Dear M.P.: People who have had COVID-19 have some degree of protection, but that protection is incomplete and may be short-lived. However, it is rare to get reinfected within three months of the first infection, so it is not urgent that you get the vaccine immediately.
But you need not wait three months. You may get vaccinated after COVID-19 infection, as long as the symptoms have resolved. Since you do not have symptoms, you are free to get the vaccine as soon as it is convenient for you.
People who have been treated with monoclonal antibodies (bamlanivimab or the combination of casirivimab and imdevimab) should not get vaccinated for 90 days after treatment.
Dear Dr. Roach: You recently had several questions regarding using topical diclofenac gel (Voltaren) for arthritis pain. My doctor prescribed topical diclofenac for shoulder pain, but my insurance would not approve this item. Voltaren and diclofenac states do not use for back, hip or shoulder. Why not? What do you suggest I use for the shoulder other than pain pills?

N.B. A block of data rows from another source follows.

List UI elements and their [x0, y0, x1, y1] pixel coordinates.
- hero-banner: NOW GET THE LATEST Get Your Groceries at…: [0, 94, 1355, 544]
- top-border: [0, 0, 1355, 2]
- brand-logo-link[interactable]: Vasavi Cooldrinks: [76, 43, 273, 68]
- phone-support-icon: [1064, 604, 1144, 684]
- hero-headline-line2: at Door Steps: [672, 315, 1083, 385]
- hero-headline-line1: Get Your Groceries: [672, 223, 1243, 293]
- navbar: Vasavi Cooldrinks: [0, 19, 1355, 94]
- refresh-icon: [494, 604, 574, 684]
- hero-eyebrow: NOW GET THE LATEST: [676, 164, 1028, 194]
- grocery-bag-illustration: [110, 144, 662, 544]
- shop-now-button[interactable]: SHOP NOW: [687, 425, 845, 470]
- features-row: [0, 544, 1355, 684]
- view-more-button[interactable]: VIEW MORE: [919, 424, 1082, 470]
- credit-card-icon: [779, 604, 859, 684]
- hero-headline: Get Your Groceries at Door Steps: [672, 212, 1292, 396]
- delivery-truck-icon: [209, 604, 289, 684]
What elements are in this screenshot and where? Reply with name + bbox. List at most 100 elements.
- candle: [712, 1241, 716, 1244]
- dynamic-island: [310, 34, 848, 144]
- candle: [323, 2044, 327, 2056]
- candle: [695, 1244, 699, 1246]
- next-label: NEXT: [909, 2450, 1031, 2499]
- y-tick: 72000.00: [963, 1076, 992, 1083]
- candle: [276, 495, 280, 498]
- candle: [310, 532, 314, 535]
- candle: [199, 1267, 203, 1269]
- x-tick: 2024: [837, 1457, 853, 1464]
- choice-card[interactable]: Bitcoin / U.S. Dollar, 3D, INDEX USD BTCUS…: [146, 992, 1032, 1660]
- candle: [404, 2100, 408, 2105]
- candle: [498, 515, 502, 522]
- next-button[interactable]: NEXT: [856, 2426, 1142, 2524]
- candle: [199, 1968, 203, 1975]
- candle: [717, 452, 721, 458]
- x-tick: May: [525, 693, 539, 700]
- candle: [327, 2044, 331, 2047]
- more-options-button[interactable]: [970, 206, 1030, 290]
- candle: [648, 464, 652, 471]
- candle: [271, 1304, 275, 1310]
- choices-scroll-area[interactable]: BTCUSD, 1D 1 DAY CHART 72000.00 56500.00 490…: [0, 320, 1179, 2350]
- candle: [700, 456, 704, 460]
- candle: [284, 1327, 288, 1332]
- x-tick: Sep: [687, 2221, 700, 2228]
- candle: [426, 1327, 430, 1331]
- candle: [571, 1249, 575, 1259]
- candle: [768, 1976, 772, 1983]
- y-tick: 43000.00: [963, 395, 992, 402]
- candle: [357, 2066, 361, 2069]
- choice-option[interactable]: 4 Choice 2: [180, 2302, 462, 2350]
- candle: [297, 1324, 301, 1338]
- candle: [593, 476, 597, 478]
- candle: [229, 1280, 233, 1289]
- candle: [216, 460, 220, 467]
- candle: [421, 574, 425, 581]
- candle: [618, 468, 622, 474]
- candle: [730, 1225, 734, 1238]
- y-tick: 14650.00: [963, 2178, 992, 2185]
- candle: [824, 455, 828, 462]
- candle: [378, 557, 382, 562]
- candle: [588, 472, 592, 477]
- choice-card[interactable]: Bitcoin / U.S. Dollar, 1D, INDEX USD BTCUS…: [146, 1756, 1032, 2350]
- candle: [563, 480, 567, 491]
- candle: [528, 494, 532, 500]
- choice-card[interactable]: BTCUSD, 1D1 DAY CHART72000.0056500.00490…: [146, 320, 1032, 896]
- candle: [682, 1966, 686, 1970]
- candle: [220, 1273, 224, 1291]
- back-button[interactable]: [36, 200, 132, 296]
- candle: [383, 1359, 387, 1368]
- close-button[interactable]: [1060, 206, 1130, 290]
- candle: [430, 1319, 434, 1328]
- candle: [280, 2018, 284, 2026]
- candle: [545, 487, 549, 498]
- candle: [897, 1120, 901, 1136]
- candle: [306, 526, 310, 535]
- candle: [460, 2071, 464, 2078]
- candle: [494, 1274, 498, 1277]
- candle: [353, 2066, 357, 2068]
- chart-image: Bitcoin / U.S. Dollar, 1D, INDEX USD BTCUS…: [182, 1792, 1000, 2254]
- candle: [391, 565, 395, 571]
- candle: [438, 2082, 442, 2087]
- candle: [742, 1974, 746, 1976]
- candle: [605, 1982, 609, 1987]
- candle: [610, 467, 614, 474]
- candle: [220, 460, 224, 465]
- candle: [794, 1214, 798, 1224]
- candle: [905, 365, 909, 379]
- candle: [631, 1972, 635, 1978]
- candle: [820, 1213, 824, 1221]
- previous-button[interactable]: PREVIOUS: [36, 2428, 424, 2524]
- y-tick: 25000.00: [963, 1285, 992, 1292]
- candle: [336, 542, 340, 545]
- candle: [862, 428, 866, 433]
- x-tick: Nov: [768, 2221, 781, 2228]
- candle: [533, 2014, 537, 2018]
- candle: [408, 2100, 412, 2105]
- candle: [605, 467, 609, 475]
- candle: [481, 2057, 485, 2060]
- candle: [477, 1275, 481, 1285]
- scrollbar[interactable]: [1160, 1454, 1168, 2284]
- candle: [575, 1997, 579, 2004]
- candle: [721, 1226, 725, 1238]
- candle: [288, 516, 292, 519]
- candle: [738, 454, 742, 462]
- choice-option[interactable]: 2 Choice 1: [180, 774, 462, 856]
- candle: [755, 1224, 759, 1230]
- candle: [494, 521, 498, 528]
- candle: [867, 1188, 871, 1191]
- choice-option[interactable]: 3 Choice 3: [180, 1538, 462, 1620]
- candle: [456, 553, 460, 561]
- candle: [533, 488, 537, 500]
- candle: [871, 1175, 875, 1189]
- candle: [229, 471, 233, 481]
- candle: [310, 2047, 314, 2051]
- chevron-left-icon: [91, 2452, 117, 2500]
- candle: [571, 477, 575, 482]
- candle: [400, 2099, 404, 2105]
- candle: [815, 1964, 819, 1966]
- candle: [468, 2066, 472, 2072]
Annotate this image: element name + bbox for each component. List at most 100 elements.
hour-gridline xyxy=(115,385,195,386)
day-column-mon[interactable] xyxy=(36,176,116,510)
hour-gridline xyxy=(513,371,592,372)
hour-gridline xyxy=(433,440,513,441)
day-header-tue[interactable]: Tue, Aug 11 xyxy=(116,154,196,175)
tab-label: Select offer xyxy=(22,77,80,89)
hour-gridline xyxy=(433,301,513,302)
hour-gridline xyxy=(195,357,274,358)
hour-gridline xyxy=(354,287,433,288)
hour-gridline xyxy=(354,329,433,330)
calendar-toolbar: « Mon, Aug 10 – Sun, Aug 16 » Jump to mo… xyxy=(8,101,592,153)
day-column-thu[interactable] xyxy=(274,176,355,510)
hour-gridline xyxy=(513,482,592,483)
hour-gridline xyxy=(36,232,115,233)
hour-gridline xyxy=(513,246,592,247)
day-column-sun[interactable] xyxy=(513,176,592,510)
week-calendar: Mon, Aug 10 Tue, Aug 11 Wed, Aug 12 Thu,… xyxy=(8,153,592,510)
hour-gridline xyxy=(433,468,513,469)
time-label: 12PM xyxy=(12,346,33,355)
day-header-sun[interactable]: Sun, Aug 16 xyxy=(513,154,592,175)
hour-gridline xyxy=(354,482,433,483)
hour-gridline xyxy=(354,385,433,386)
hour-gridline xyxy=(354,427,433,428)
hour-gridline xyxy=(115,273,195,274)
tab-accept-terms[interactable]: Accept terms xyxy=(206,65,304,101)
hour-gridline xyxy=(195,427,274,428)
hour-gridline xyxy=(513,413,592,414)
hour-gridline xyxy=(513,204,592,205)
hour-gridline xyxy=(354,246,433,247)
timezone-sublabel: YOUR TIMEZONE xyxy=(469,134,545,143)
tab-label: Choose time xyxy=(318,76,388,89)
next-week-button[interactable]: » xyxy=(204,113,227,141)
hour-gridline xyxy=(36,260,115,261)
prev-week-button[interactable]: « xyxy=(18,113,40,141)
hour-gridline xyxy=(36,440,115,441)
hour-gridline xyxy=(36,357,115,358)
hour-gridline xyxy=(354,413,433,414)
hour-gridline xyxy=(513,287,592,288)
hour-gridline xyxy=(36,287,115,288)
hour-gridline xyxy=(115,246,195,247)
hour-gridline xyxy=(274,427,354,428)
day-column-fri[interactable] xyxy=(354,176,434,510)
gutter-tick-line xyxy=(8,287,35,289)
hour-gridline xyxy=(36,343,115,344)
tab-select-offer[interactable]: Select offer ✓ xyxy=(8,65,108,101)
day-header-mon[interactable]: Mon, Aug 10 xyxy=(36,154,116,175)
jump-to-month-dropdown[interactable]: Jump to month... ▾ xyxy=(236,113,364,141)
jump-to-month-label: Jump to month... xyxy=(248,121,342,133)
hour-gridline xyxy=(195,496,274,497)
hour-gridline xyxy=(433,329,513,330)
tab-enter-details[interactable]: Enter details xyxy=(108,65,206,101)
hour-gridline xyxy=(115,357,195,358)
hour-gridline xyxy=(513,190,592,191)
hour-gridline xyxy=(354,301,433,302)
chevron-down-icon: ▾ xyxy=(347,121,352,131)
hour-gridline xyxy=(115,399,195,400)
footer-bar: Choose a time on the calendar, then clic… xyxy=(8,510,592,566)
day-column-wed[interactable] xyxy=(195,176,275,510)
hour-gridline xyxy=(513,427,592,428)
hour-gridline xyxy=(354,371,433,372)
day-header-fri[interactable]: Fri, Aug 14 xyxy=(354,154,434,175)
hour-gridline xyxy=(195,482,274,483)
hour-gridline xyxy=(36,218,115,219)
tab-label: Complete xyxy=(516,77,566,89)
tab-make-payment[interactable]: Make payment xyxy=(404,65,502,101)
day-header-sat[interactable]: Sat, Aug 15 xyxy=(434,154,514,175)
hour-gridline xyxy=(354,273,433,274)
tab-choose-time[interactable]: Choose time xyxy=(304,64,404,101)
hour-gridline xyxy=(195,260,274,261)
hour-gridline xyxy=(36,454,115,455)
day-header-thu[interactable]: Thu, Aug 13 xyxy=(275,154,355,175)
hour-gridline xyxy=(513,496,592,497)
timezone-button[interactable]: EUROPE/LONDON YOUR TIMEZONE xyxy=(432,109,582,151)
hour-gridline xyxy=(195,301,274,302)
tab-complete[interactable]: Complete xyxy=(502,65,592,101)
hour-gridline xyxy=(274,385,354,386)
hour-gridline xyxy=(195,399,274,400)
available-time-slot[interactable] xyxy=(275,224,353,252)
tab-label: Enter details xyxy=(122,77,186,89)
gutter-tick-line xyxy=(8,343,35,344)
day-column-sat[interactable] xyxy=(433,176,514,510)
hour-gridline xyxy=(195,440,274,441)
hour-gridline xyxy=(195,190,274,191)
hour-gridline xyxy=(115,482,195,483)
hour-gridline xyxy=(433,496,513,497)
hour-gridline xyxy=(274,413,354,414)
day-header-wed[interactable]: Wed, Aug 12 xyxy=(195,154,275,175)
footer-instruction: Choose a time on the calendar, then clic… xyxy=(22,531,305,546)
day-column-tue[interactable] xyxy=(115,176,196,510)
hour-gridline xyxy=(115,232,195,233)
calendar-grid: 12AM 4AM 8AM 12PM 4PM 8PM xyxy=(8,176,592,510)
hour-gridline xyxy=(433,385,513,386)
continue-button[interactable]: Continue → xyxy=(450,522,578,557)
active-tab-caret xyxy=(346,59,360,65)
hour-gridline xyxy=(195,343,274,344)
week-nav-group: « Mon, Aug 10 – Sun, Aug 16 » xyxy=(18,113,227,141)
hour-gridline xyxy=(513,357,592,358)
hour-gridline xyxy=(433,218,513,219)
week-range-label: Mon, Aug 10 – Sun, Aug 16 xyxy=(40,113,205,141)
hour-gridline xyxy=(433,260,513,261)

Dear G.T.S.: Topical anti-inflammatories such as diclofenac gel are good alternatives and worth a try, as they have very low risk of systemic side effects and often give pain relief. However, they only penetrate so far into the body, and for that reason are most useful on joints that are superficial. The dose for lower extremity joints (feet, ankles and knees) is double the dose of the joints in the upper extremities (hands, wrists and elbows).
The back, hip and shoulder joints are generally deeper, and the manufacturer has not evaluated the effectiveness of diclofenac in these joints. Insurance companies will often not pay for treatments that have not been shown to be effective. It may still be effective for some individuals.
Other treatments that are helpful for osteoarthritis of the shoulder include exercises (ideally, while supervised by an occupational or physical therapist); oral anti-inflammatories; and Tylenol. Very severe shoulder arthritis is infrequently treated with joint replacement.
Dear Dr. Roach: I have Raynaud’s disease, a left bundle branch block and severe glaucoma. I am age 75, and I struggle to keep weight on. I experience low blood pressure and lightheadedness at times. Is the COVID-19 vaccine safe for me? My doctor’s reply to this question (given through the receptionist) was that I “should be OK.” Will I be?
Dear J.N.: Neither your doctor nor I can predict the future with certainty. Reactions to the COVID-19 vaccine are rare (approximately 1 per 100,000 vaccines). I can say that none of your medical conditions puts you at increased risk for adverse effects from the vaccine. Given the safety of the vaccine so far, and the terrible toll COVID-19 has already taken, I believe the benefits outweigh the risks.